A lei, de autoria do vereador Fabrício Rosa (PT), reconhece que doenças invisíveis afetam cerca de 30% da população mundial, segundo a Organização Mundial da Saúde (OMS). As condições, que persistem por mais de três meses, comprometem a qualidade de vida física, emocional e social dos pacientes. Entre as medidas previstas, há o incentivo ao diagnóstico precoce de quadros como fibromialgia e dor neuropática.

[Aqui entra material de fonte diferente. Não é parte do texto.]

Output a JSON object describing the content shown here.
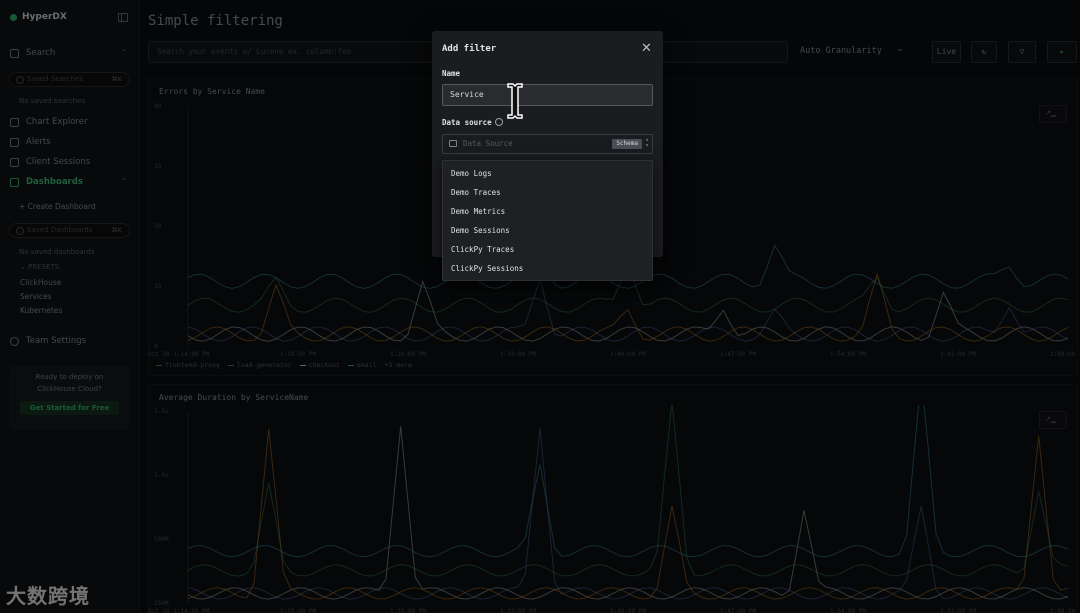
{
  "app": {
    "name": "HyperDX"
  },
  "sidebar": {
    "search": {
      "label": "Search",
      "placeholder": "Saved Searches",
      "kbd": "⌘K",
      "empty": "No saved searches"
    },
    "nav": [
      {
        "label": "Chart Explorer"
      },
      {
        "label": "Alerts"
      },
      {
        "label": "Client Sessions"
      }
    ],
    "dashboards": {
      "label": "Dashboards",
      "create": "+ Create Dashboard",
      "placeholder": "Saved Dashboards",
      "kbd": "⌘K",
      "empty": "No saved dashboards",
      "presets_label": "PRESETS",
      "presets": [
        "ClickHouse",
        "Services",
        "Kubernetes"
      ]
    },
    "team_settings": "Team Settings",
    "promo": {
      "line1": "Ready to deploy on",
      "line2": "ClickHouse Cloud?",
      "button": "Get Started for Free"
    },
    "watermark": "大数跨境"
  },
  "header": {
    "title": "Simple filtering",
    "search_placeholder": "Search your events w/ Lucene ex. column:foo",
    "granularity": "Auto Granularity",
    "live_label": "Live"
  },
  "charts": [
    {
      "title": "Errors by Service Name",
      "y_ticks": [
        "40",
        "30",
        "20",
        "10",
        "0"
      ],
      "x_ticks": [
        "Oct 20 1:14:00 PM",
        "1:19:00 PM",
        "1:26:00 PM",
        "1:33:00 PM",
        "1:40:00 PM",
        "1:47:00 PM",
        "1:54:00 PM",
        "2:01:00 PM",
        "2:08:00 PM"
      ],
      "legend": [
        "frontend-proxy",
        "load-generator",
        "checkout",
        "email",
        "+3 more"
      ]
    },
    {
      "title": "Average Duration by ServiceName",
      "y_ticks": [
        "1.5s",
        "1.0s",
        "500M",
        "250M"
      ],
      "x_ticks": [
        "Oct 20 1:14:00 PM",
        "1:19:00 PM",
        "1:26:00 PM",
        "1:33:00 PM",
        "1:40:00 PM",
        "1:47:00 PM",
        "1:54:00 PM",
        "2:01:00 PM",
        "2:08:00 PM"
      ]
    }
  ],
  "modal": {
    "title": "Add filter",
    "name_label": "Name",
    "name_value": "Service",
    "ds_label": "Data source",
    "ds_placeholder": "Data Source",
    "schema_badge": "Schema",
    "options": [
      "Demo Logs",
      "Demo Traces",
      "Demo Metrics",
      "Demo Sessions",
      "ClickPy Traces",
      "ClickPy Sessions"
    ]
  },
  "colors": {
    "accent": "#2fb36b",
    "series": [
      "#3a8f5a",
      "#5b6fb3",
      "#c9c9c9",
      "#d0822a",
      "#3fa0b8"
    ]
  }
}
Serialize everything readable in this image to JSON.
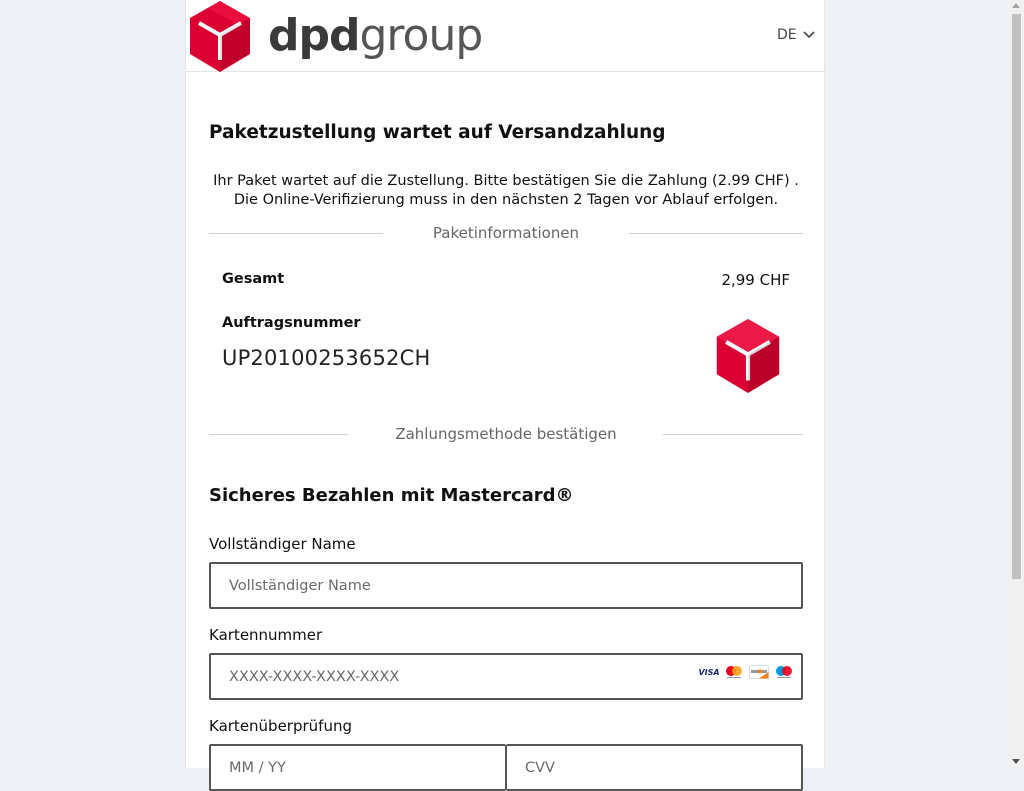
{
  "header": {
    "brand_bold": "dpd",
    "brand_light": "group",
    "language": "DE"
  },
  "main": {
    "title": "Paketzustellung wartet auf Versandzahlung",
    "intro_line1": "Ihr Paket wartet auf die Zustellung. Bitte bestätigen Sie die Zahlung (2.99 CHF) .",
    "intro_line2": "Die Online-Verifizierung muss in den nächsten 2 Tagen vor Ablauf erfolgen.",
    "package_section_label": "Paketinformationen",
    "total_label": "Gesamt",
    "total_value": "2,99 CHF",
    "order_label": "Auftragsnummer",
    "order_number": "UP20100253652CH",
    "payment_section_label": "Zahlungsmethode bestätigen",
    "secure_title": "Sicheres Bezahlen mit Mastercard®"
  },
  "form": {
    "name_label": "Vollständiger Name",
    "name_placeholder": "Vollständiger Name",
    "card_label": "Kartennummer",
    "card_placeholder": "XXXX-XXXX-XXXX-XXXX",
    "verify_label": "Kartenüberprüfung",
    "expiry_placeholder": "MM / YY",
    "cvv_placeholder": "CVV"
  },
  "card_brands": [
    "VISA",
    "mastercard",
    "DISCOVER",
    "maestro"
  ],
  "colors": {
    "brand_red": "#dc0032",
    "text": "#111111",
    "page_bg": "#eef1f5"
  }
}
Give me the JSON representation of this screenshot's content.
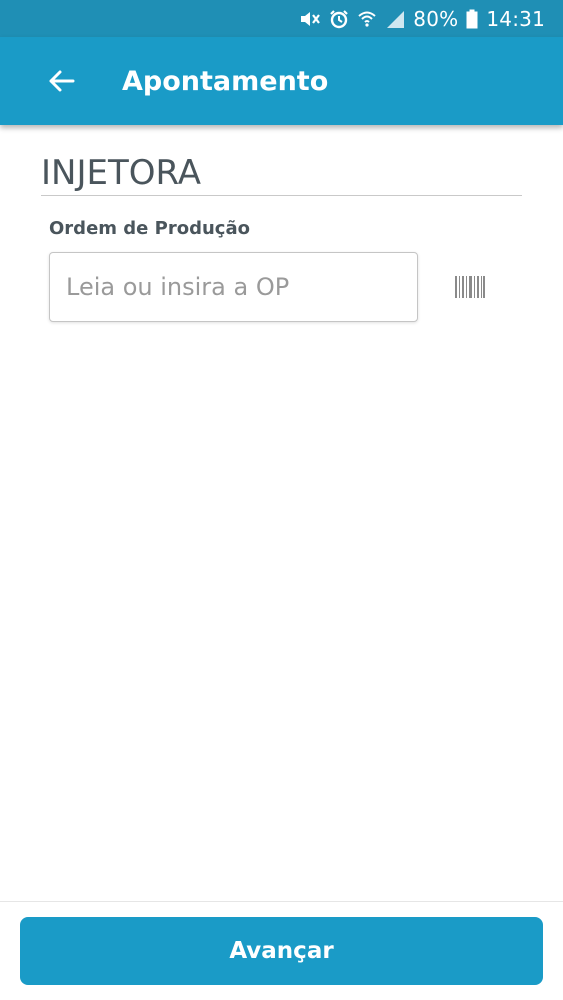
{
  "status_bar": {
    "battery": "80%",
    "time": "14:31",
    "icons": [
      "mute-vibrate-icon",
      "alarm-icon",
      "wifi-icon",
      "signal-icon",
      "battery-icon"
    ]
  },
  "app_bar": {
    "title": "Apontamento",
    "back_icon": "arrow-left-icon",
    "color": "#1a9bc7"
  },
  "content": {
    "section_title": "INJETORA",
    "field_label": "Ordem de Produção",
    "op_input": {
      "value": "",
      "placeholder": "Leia ou insira a OP"
    },
    "barcode_icon": "barcode-icon"
  },
  "footer": {
    "advance_label": "Avançar"
  },
  "colors": {
    "primary": "#1a9bc7",
    "status_bar": "#1f8fb5",
    "text_dark": "#4a555c"
  }
}
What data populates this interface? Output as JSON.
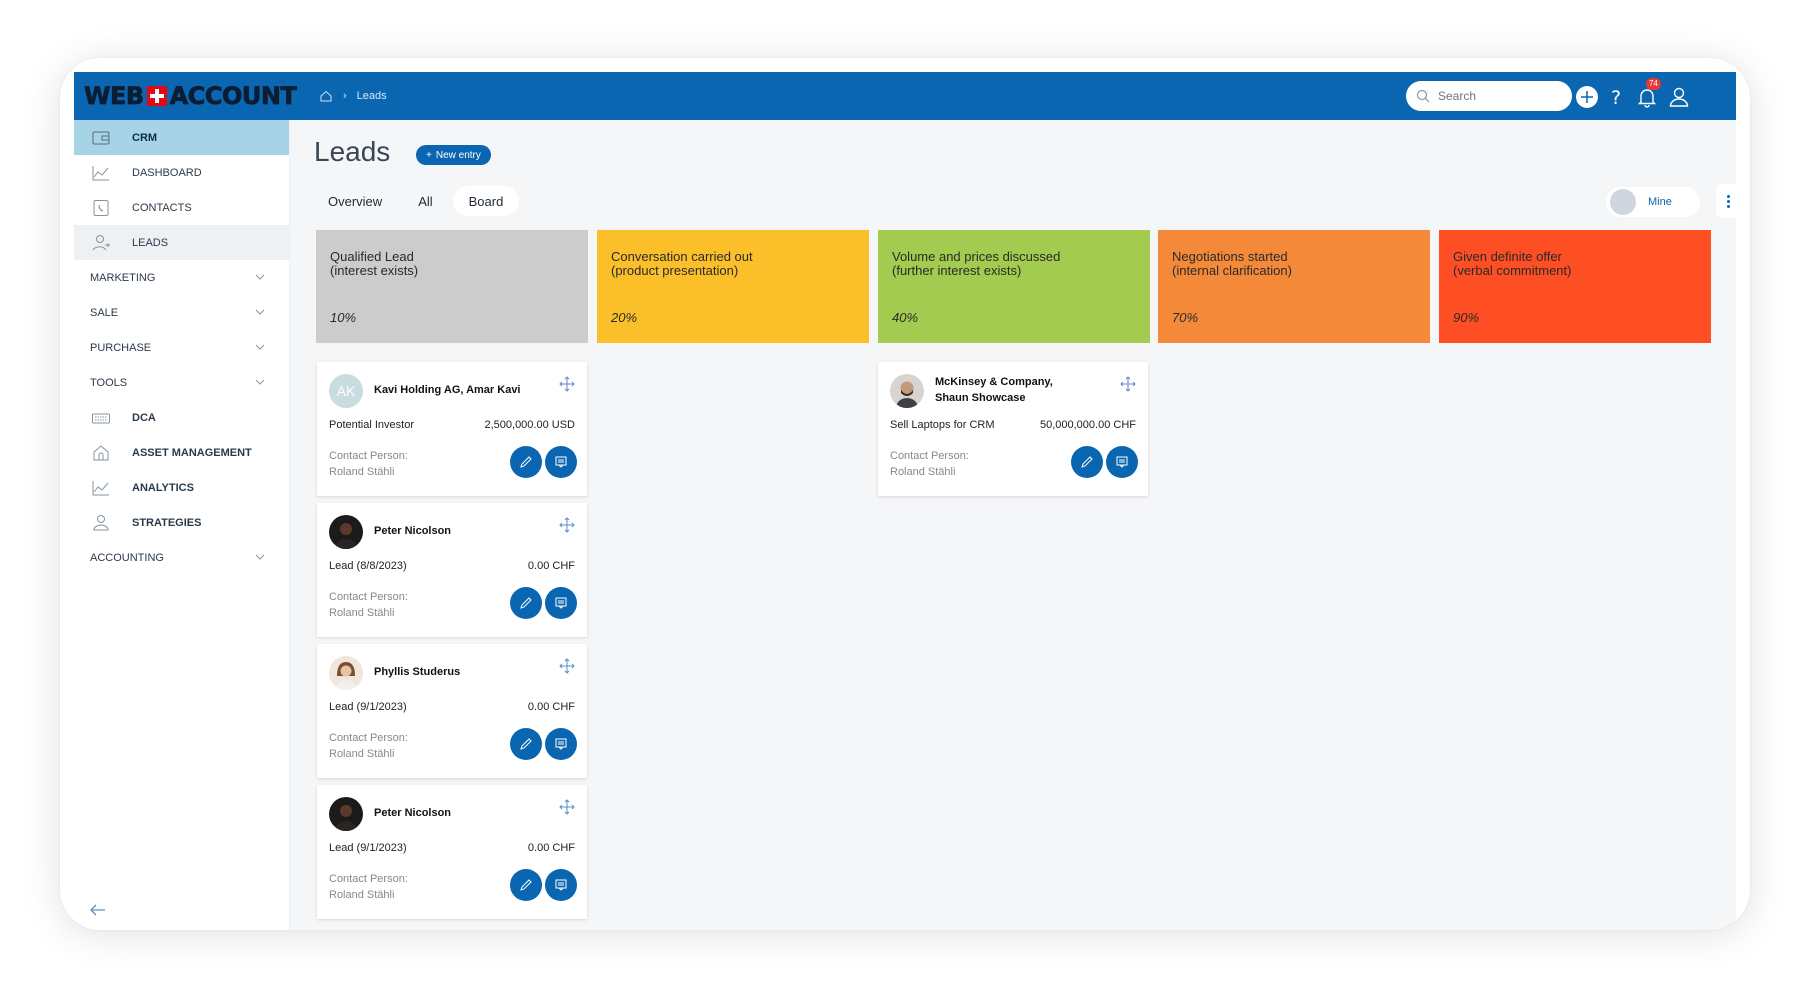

Apesar do avanço na conscientização, o projeto original previa a ampliação do acesso ao uso medicinal da cannabis para alívio de sintomas. Contudo, os artigos que tratavam da oferta desse tratamento pela rede pública foram vetados pelo prefeito, sob alegação de vício de iniciativa. O vereador Fabrício Rosa declarou que o veto decorre de um “preconceito histórico”.
Pacientes relatam dificuldades persistentes no sistema de saúde. Uma moradora de 60 anos, portadora de doença genética, afirmou que exames simples podem levar meses para serem realizados na rede pública. Além disso, ela relatou que teve seu pedido de auxílio por incapacidade temporária negado pelo Instituto Nacional do Seguro Social (INSS).